Fertilization and spraying timings
Using the Delta-T algorithm based on temperature and relative humidity, the optimal time of day for fertilization and spraying was calculated to maximize the absorption of applied substances by the tomato plants.
ML models were created to predict the timeframe for conducting treatments based on local weather forecasts and the designated climatic zone.
Harvest estimation
Satellite imagery was also used for harvest estimation with the WOFOST algorithm, forecasting yield based on meteorological data, water availability, and NPK fertilizers.

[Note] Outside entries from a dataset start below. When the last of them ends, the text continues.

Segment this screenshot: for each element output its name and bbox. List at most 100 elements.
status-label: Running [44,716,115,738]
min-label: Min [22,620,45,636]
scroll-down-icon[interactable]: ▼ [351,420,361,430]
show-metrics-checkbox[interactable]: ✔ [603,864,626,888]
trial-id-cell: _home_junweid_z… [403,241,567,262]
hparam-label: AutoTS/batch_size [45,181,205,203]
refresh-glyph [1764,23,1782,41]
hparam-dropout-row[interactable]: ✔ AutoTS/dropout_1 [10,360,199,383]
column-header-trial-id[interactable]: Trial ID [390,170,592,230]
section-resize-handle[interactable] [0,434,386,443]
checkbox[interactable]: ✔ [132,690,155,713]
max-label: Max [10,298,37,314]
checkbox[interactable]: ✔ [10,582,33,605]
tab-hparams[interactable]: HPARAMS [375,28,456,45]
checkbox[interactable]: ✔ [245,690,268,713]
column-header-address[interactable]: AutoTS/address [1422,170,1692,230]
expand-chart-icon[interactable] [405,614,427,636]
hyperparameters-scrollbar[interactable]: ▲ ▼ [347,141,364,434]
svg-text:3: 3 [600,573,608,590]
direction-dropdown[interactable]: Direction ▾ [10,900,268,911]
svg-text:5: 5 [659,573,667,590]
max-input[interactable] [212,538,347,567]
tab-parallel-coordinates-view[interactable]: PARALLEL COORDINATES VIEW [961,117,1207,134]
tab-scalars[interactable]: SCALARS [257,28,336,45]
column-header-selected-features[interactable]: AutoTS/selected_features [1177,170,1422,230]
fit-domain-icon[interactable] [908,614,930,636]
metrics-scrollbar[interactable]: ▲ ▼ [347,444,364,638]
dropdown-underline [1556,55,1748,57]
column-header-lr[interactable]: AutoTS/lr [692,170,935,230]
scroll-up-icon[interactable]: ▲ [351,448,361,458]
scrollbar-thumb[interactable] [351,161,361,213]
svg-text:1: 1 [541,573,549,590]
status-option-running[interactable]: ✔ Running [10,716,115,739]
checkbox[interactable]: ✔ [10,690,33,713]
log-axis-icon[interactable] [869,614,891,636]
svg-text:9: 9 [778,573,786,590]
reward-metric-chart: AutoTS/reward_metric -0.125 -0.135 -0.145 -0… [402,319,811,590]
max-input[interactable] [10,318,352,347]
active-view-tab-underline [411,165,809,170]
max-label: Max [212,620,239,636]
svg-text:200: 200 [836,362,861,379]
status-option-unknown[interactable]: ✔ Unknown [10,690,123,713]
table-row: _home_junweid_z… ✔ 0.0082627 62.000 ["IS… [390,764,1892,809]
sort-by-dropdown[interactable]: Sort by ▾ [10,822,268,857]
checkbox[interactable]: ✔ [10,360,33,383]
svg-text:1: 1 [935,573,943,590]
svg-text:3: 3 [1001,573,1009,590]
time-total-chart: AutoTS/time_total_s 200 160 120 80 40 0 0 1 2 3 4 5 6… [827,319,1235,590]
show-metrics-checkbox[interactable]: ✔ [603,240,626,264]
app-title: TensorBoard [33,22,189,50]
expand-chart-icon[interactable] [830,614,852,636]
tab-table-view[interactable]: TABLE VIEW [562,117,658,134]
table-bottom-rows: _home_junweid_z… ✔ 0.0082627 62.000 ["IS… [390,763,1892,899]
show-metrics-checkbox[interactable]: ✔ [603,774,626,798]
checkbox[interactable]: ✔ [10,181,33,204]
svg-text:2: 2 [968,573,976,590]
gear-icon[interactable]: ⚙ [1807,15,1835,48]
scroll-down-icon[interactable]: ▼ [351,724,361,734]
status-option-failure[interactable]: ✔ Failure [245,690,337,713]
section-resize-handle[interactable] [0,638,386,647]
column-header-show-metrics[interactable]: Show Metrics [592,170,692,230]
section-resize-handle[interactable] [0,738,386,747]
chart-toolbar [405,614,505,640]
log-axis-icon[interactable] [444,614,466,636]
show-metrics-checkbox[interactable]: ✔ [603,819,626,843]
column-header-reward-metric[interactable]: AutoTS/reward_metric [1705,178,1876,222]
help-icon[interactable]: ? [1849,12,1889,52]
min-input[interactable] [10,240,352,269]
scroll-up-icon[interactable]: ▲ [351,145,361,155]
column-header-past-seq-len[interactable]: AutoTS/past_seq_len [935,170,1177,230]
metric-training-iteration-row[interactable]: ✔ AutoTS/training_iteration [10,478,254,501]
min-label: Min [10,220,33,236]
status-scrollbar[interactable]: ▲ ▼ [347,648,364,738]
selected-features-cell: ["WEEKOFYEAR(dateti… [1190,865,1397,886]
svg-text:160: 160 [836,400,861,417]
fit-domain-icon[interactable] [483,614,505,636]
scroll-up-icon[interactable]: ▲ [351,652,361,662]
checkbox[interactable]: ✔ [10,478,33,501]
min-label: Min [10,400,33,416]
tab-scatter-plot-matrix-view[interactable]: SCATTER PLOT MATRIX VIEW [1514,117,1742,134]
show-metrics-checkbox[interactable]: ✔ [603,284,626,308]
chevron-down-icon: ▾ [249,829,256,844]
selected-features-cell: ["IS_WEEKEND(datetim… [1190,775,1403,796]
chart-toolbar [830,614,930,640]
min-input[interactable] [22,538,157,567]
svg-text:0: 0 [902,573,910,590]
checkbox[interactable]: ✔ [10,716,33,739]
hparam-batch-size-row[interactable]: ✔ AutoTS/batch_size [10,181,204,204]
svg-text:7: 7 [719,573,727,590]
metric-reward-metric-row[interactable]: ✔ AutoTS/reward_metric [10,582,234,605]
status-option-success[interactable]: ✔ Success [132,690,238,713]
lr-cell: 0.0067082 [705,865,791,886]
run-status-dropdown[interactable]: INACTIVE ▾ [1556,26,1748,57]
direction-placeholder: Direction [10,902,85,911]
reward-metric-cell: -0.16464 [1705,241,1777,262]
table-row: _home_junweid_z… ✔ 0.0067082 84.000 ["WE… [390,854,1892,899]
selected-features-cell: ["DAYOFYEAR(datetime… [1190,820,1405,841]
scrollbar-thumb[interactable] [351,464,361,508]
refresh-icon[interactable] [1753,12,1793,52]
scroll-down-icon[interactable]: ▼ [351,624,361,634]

Video from cameras mounted on tomato harvesting machines was used to train the AI model for yield estimation. AI algorithms calculated the yield from a given geographical area and then compared it with indices from satellite images and results from the WOFOST algorithm.
Result
Agri Solutions developed a unique solution, exceeding the capabilities of comparable systems available on the global market, delivering measurable benefits including:
Cost reduction
Agros Nova has cut tomato growth costs by improving efficiency and reducing waste. Their system prevents overwatering and over-fertilization, detects pests and diseases early, and automates nutrient application. The Agri Solutions solution recommends fertilization and spraying within 24 hours using weather data and satellite imagery. Real-time crop monitoring reduces pest risks and minimizes manual labor and costs.
Increased productivity
Agros Nova has boosted crop productivity with the new system. Optimized fertilization and irrigation deliver higher yields from the same acreage and improve crop quality, including increased dry mass and lycopene levels. This enables consistent, high-quality produce for contractors and processing plants.

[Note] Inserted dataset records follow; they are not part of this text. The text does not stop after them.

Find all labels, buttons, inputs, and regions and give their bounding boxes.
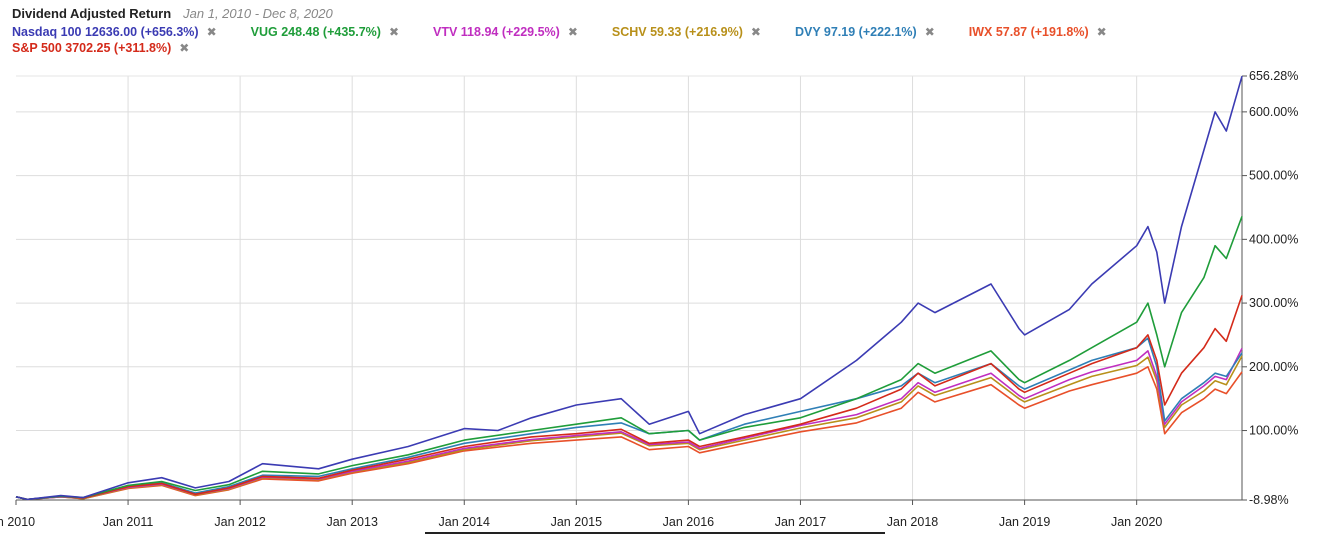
remove-series-icon[interactable]: ✖ — [750, 25, 761, 39]
legend-label: Nasdaq 100 12636.00 (+656.3%) — [12, 25, 199, 39]
series-line-nasdaq-100 — [15, 75, 1243, 501]
legend-label: VUG 248.48 (+435.7%) — [250, 25, 381, 39]
legend-label: VTV 118.94 (+229.5%) — [433, 25, 560, 39]
legend-item: S&P 500 3702.25 (+311.8%) ✖ — [12, 41, 189, 55]
legend-label: IWX 57.87 (+191.8%) — [968, 25, 1089, 39]
legend-label: DVY 97.19 (+222.1%) — [794, 25, 917, 39]
chart-header: Dividend Adjusted Return Jan 1, 2010 - D… — [12, 6, 1312, 55]
y-tick-label: -8.98% — [1249, 493, 1289, 507]
legend-item: SCHV 59.33 (+216.9%) ✖ — [612, 25, 761, 39]
remove-series-icon[interactable]: ✖ — [567, 25, 578, 39]
x-tick-label: Jan 2013 — [326, 515, 377, 529]
legend-item: VUG 248.48 (+435.7%) ✖ — [251, 25, 399, 39]
series-line-s-p-500 — [15, 295, 1243, 501]
remove-series-icon[interactable]: ✖ — [1096, 25, 1107, 39]
legend-item: VTV 118.94 (+229.5%) ✖ — [433, 25, 578, 39]
remove-series-icon[interactable]: ✖ — [206, 25, 217, 39]
y-tick-label: 400.00% — [1249, 232, 1298, 246]
legend-label: S&P 500 3702.25 (+311.8%) — [12, 41, 172, 55]
x-tick-label: Jan 2012 — [214, 515, 265, 529]
x-tick-label: Jan 2014 — [439, 515, 490, 529]
remove-series-icon[interactable]: ✖ — [179, 41, 190, 55]
x-tick-label: Jan 2020 — [1111, 515, 1162, 529]
x-tick-label: Jan 2011 — [103, 515, 154, 529]
y-tick-label: 200.00% — [1249, 360, 1298, 374]
legend-item: IWX 57.87 (+191.8%) ✖ — [969, 25, 1107, 39]
legend-item: Nasdaq 100 12636.00 (+656.3%) ✖ — [12, 25, 217, 39]
series-line-dvy — [15, 337, 1243, 501]
x-tick-label: Jan 2018 — [887, 515, 938, 529]
legend: Nasdaq 100 12636.00 (+656.3%) ✖ VUG 248.48… — [12, 25, 1262, 55]
remove-series-icon[interactable]: ✖ — [924, 25, 935, 39]
legend-label: SCHV 59.33 (+216.9%) — [611, 25, 743, 39]
y-tick-label: 500.00% — [1249, 169, 1298, 183]
series-line-vug — [15, 216, 1243, 501]
date-range: Jan 1, 2010 - Dec 8, 2020 — [183, 6, 333, 21]
y-tick-label: 600.00% — [1249, 105, 1298, 119]
y-tick-label: 656.28% — [1249, 69, 1298, 83]
x-tick-label: Jan 2017 — [775, 515, 826, 529]
x-tick-label: n 2010 — [0, 515, 35, 529]
series-line-vtv — [15, 347, 1243, 501]
chart-title: Dividend Adjusted Return — [12, 6, 172, 21]
legend-item: DVY 97.19 (+222.1%) ✖ — [795, 25, 935, 39]
remove-series-icon[interactable]: ✖ — [388, 25, 400, 39]
range-scroll-bar[interactable] — [425, 532, 885, 534]
y-tick-label: 300.00% — [1249, 296, 1298, 310]
y-tick-label: 100.00% — [1249, 424, 1298, 438]
x-tick-label: Jan 2019 — [999, 515, 1050, 529]
x-tick-label: Jan 2016 — [663, 515, 714, 529]
title-row: Dividend Adjusted Return Jan 1, 2010 - D… — [12, 6, 1312, 21]
x-tick-label: Jan 2015 — [551, 515, 602, 529]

Improved strategic capabilities
The new system uses AI and machine learning to optimize planting strategies by revealing key correlations between variables. Agri Solutions's solution analyzes large datasets, enabling faster, more accurate decisions. It provides over 95% accuracy in assessing plant nutrition and automatically translates insights into crop management actions to maximize yield per acre.

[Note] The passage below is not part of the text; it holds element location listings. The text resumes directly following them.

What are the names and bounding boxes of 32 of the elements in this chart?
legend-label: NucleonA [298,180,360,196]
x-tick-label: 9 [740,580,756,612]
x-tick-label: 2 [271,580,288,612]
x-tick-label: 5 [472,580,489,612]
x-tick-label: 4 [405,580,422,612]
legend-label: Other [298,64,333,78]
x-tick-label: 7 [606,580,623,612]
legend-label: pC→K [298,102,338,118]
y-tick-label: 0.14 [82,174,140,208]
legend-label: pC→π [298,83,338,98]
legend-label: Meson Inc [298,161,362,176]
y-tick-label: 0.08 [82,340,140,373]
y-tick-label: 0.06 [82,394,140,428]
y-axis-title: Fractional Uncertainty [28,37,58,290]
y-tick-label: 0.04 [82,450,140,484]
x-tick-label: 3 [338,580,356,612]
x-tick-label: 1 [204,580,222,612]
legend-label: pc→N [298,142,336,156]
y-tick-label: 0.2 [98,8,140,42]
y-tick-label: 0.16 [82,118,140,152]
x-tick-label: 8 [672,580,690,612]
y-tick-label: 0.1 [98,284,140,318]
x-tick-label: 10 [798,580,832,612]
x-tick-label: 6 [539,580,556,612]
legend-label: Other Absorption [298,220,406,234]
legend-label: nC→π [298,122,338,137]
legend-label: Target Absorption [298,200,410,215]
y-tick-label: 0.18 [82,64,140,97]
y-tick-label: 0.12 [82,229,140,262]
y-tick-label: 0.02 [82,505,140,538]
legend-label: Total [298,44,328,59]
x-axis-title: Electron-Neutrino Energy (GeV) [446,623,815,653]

Ease of implementation and scalability
The IT system and algorithm run in the cloud, ensuring access from anywhere. Cloud deployment enhances scalability, simplifies maintenance and updates, and significantly lowers costs.
IoT implementation
The system enables seamless cooperation between various IoT devices, like soil moisture sensors. An intermediate software layer integrates different drivers into a single virtual controller, allowing the system to consistently recognize and interact with hardware in a uniform way.
Unique
No other product today offers the same functionality, capabilities, or transformative possibilities. Agri Solutions’s solution has great potential for using the generated artificial intelligence and imaging algorithms to support the production of other plants, plantation crops, or forest monitoring.